Be that as it may, not only has New Delhi taken repeated recourse to executive power under Article 370 to apply to J&K almost the entire Constitution of India and thereby encroach upon its autonomy, it has also chosen to apply through executive action certain provisions of the Constitution of India with substantial modifications to J&K. Article 368 of the Constitution of India mandates that a constitutional amendment in relation to states in India would require a two-thirds vote of both Houses of Parliament, along with ratification by one half of the states. For J&K, executive orders under Article 370 of the Constitution of India have sufficed to bring about constitutional amendments till date.
In other words, New Delhi has bypassed its own Parliament in applying drastically amended laws to the state. The 1961 decision of the Supreme Court in Puranlal Lakhanpal, which ruled that the widest interpretation be given to the term ‘modification’ in Article 370, has come in handy in emasculating the constitutional autonomy guaranteed to J&K. Article 370, emptied of its contents, has never stood in the way of New Delhi behaving with or in J&K as it liked, with mere executive directions by New Delhi deciding fate of the state. As a result, J&K did get a ‘special status’, though certainly not of an ‘Autonomous Republic’ within the Indian Union!
Against this background, it is difficult to comprehend with what face can a legal challenge to Article 35A now be made on the ground that it was inserted in the Constitution of India by New Delhi through executive action under Article 370 and not legislative action under Article 368, or that it gives preferential treatment to permanent residents of J&K.
Moreover, it has been overlooked that there is a distinction between the autonomy guaranteed to J&K by the Constitution of India and a legally untenable claim of ‘right of self-determination’ by a section of the people of that state to determine its accession to India.

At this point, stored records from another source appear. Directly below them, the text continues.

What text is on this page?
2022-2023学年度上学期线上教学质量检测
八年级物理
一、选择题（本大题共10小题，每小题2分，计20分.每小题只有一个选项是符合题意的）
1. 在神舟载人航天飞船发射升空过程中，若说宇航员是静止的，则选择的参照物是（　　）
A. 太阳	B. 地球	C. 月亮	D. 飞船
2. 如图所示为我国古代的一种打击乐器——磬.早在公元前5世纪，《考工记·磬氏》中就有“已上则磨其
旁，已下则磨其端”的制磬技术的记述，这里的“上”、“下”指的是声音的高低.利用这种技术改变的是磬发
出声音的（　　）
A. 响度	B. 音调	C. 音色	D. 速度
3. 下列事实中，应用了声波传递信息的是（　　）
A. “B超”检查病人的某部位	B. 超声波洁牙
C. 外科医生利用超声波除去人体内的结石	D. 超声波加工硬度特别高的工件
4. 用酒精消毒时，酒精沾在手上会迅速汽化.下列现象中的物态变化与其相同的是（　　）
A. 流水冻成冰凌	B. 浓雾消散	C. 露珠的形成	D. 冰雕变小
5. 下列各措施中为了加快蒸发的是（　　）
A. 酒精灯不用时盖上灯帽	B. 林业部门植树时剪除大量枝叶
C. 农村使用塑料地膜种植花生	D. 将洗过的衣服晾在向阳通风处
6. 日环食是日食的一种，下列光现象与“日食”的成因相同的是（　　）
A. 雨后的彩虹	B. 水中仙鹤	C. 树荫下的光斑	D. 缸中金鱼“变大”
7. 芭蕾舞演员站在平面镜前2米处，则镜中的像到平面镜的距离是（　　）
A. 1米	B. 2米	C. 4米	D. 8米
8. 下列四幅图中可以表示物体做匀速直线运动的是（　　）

The grant of such constitutional autonomy to J&K, including the permissibility of J&K having its own constitution, is consistent with the fact that J&K is an integral part of India. And needless to say, the state Constitution itself declares J&K to be an integral part of India.
The current legal challenges to Articles 370 and 35A and to the state Constitution are thus misdirected and misconcieved. Rather, such challenges merely serve as an index to test the bonafides of the Indian State – whether it will honour or instead continue to disregard the terms of the accession instrument on which J&K had acceded to India and had become its integral part.
Dr Aman Hingorani is an advocate-on-record and mediator at the Supreme Court of India. He also authored Unravelling the Kashmir Knot.